The most recent 23-year follow-up from the European Randomized Study of Screening for Prostate Cancer (ERSPC) was published today in the New England Journal of Medicine. With longer follow-up, the trial shows a greater benefit: a 13% relative reduction in prostate-cancer–specific mortality at 23 years. Extrapolated to the United Kingdom, that reduction would equate to roughly 1,500 fewer deaths per year. In absolute terms the difference is small — about 0.2% — meaning roughly 452 men would need to be screened to prevent one death from prostate cancer.

So, is prostate-cancer screening the answer? The short reply is: yes — but not simply because of this study. Answering whether to implement screening is a prolonged, complex task. With time, greater access to testing and refinements in technology mean the questions originally posed by trials quickly become dated.

A striking finding is how little the two arms differ in overall diagnosis: 14% diagnosed in the screening arm versus 12% in the control arm over follow-up. In modern, developed healthcare systems this is unsurprising. Opportunistic PSA testing is common, many men will have had a PSA by age 70, and it is very difficult to run a "clean" randomized screening trial where controls never obtain testing. Trial volunteers are also likely to be more health-conscious than the general population, and participants randomized to the control arm inevitably pursue their own investigations.

The trial protocol is now behind contemporary practice: multiparametric MRI and targeted biopsy are central to contemporary diagnostic pathways. These advances should, in principle, reduce overdiagnosis and better detect clinically significant disease, but the mortality benefits of MRI-based screening will not be demonstrable for another 10–15 years — by which point practice and technology may again have moved on.

If anything, the modest differences in mortality and incidence between trial arms suggest that screening already exists in an unofficial, haphazard form — biased toward the more educated and health-engaged. That raises a different policy question: should we replace an inefficient, unequal system of opportunistic testing with a standardized, equitable program? I think the answer is yes.

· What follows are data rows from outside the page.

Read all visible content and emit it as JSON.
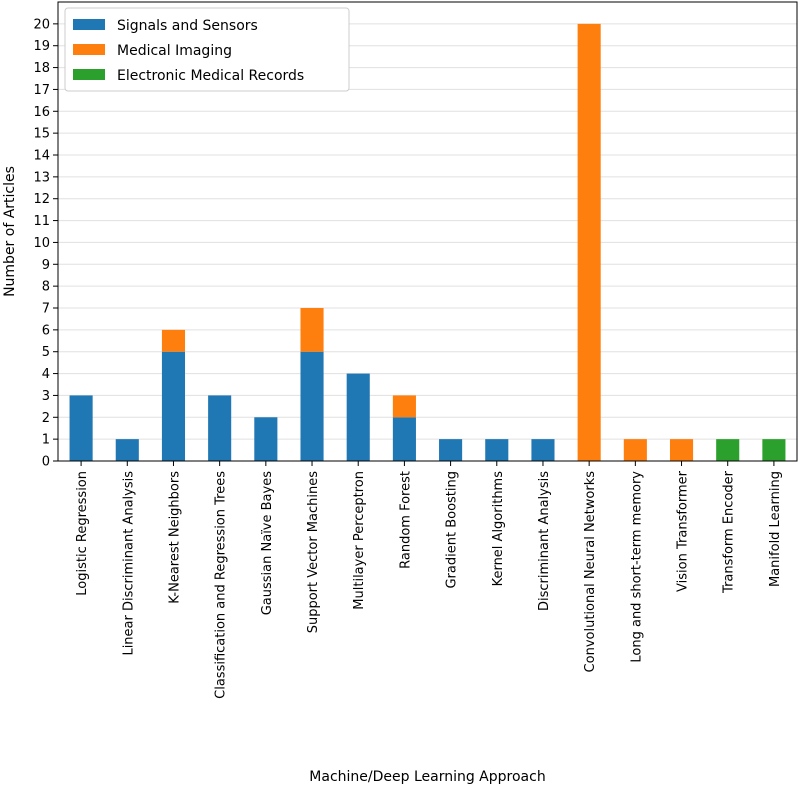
{
  "chart_data": {
    "type": "bar",
    "stacked": true,
    "title": "",
    "xlabel": "Machine/Deep Learning Approach",
    "ylabel": "Number of Articles",
    "ylim": [
      0,
      21
    ],
    "yticks": [
      0,
      1,
      2,
      3,
      4,
      5,
      6,
      7,
      8,
      9,
      10,
      11,
      12,
      13,
      14,
      15,
      16,
      17,
      18,
      19,
      20
    ],
    "grid": true,
    "legend_position": "top-left",
    "categories": [
      "Logistic Regression",
      "Linear Discriminant Analysis",
      "K-Nearest Neighbors",
      "Classification and Regression Trees",
      "Gaussian Naïve Bayes",
      "Support Vector Machines",
      "Multilayer Perceptron",
      "Random Forest",
      "Gradient Boosting",
      "Kernel Algorithms",
      "Discriminant Analysis",
      "Convolutional Neural Networks",
      "Long and short-term memory",
      "Vision Transformer",
      "Transform Encoder",
      "Manifold Learning"
    ],
    "series": [
      {
        "name": "Signals and Sensors",
        "color": "#1f77b4",
        "values": [
          3,
          1,
          5,
          3,
          2,
          5,
          4,
          2,
          1,
          1,
          1,
          0,
          0,
          0,
          0,
          0
        ]
      },
      {
        "name": "Medical Imaging",
        "color": "#ff7f0e",
        "values": [
          0,
          0,
          1,
          0,
          0,
          2,
          0,
          1,
          0,
          0,
          0,
          20,
          1,
          1,
          0,
          0
        ]
      },
      {
        "name": "Electronic Medical Records",
        "color": "#2ca02c",
        "values": [
          0,
          0,
          0,
          0,
          0,
          0,
          0,
          0,
          0,
          0,
          0,
          0,
          0,
          0,
          1,
          1
        ]
      }
    ]
  }
}
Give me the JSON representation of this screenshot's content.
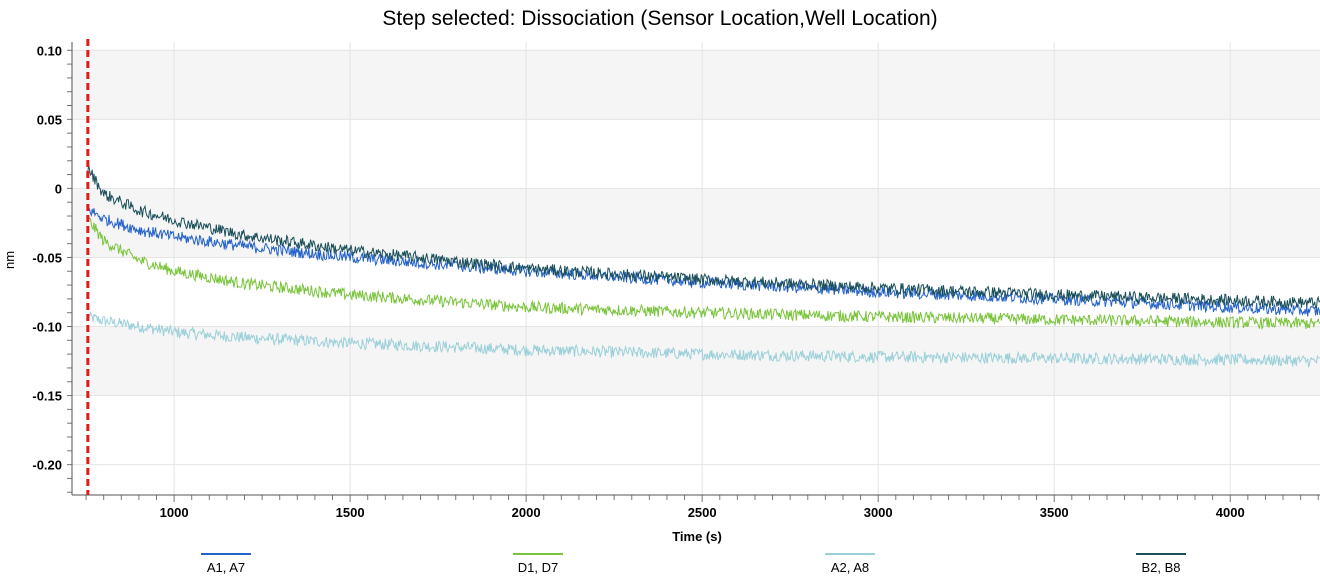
{
  "chart_data": {
    "type": "line",
    "title": "Step selected: Dissociation (Sensor Location,Well Location)",
    "xlabel": "Time (s)",
    "ylabel": "nm",
    "xlim": [
      710,
      4255
    ],
    "ylim": [
      -0.222,
      0.106
    ],
    "x_ticks": [
      1000,
      1500,
      2000,
      2500,
      3000,
      3500,
      4000
    ],
    "x_tick_labels": [
      "1000",
      "1500",
      "2000",
      "2500",
      "3000",
      "3500",
      "4000"
    ],
    "y_ticks": [
      0.1,
      0.05,
      0,
      -0.05,
      -0.1,
      -0.15,
      -0.2
    ],
    "y_tick_labels": [
      "0.10",
      "0.05",
      "0",
      "-0.05",
      "-0.10",
      "-0.15",
      "-0.20"
    ],
    "grid": true,
    "legend_position": "bottom",
    "step_marker_x": 755,
    "step_marker_color": "#e21a1a",
    "series": [
      {
        "name": "A1, A7",
        "color": "#2563c9",
        "x": [
          755,
          800,
          900,
          1000,
          1200,
          1500,
          2000,
          2500,
          3000,
          3500,
          4000,
          4255
        ],
        "y": [
          -0.015,
          -0.022,
          -0.03,
          -0.035,
          -0.042,
          -0.05,
          -0.06,
          -0.068,
          -0.075,
          -0.08,
          -0.086,
          -0.089
        ]
      },
      {
        "name": "D1, D7",
        "color": "#7ac43c",
        "x": [
          755,
          800,
          900,
          1000,
          1200,
          1500,
          2000,
          2500,
          3000,
          3500,
          4000,
          4255
        ],
        "y": [
          -0.022,
          -0.038,
          -0.052,
          -0.06,
          -0.069,
          -0.077,
          -0.086,
          -0.09,
          -0.093,
          -0.095,
          -0.097,
          -0.098
        ]
      },
      {
        "name": "A2, A8",
        "color": "#9bd0da",
        "x": [
          755,
          800,
          900,
          1000,
          1200,
          1500,
          2000,
          2500,
          3000,
          3500,
          4000,
          4255
        ],
        "y": [
          -0.093,
          -0.096,
          -0.1,
          -0.104,
          -0.108,
          -0.112,
          -0.117,
          -0.12,
          -0.122,
          -0.123,
          -0.124,
          -0.125
        ]
      },
      {
        "name": "B2, B8",
        "color": "#1b4f5a",
        "x": [
          755,
          800,
          900,
          1000,
          1200,
          1500,
          2000,
          2500,
          3000,
          3500,
          4000,
          4255
        ],
        "y": [
          0.015,
          -0.004,
          -0.016,
          -0.023,
          -0.034,
          -0.045,
          -0.058,
          -0.066,
          -0.072,
          -0.077,
          -0.081,
          -0.083
        ]
      }
    ]
  }
}
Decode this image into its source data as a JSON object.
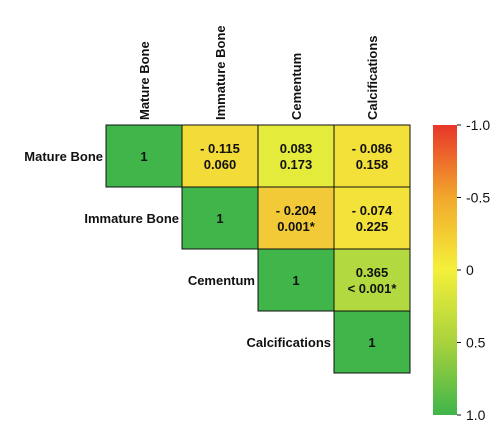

An organised programme could offer:

  • Equity — consistent access across socioeconomic groups.
  • Efficiency — coordinated invitations, standard intervals, and central reporting reduce duplication.
  • Safety — protocolised use of MRI and risk stratification could reduce unnecessary biopsies and treatments.
  • Accountability — systematic data collection to refine thresholds and monitor harms (overdiagnosis, overtreatment).

A formal programme might actually reduce unnecessary investigation for some patients by preventing repeated or duplicated ad hoc testing and by directing low-risk men away from invasive work-up.

In short: ERSPC gives us measured, modest evidence that PSA-based approaches reduce prostate-cancer deaths. The public-health argument for organised screening rests less on that single absolute reduction and more on the opportunity to make an already present practice fairer, safer and more effective as diagnostic technology improves. The ERSPC results are promising — but they are likely only the tip of the iceberg.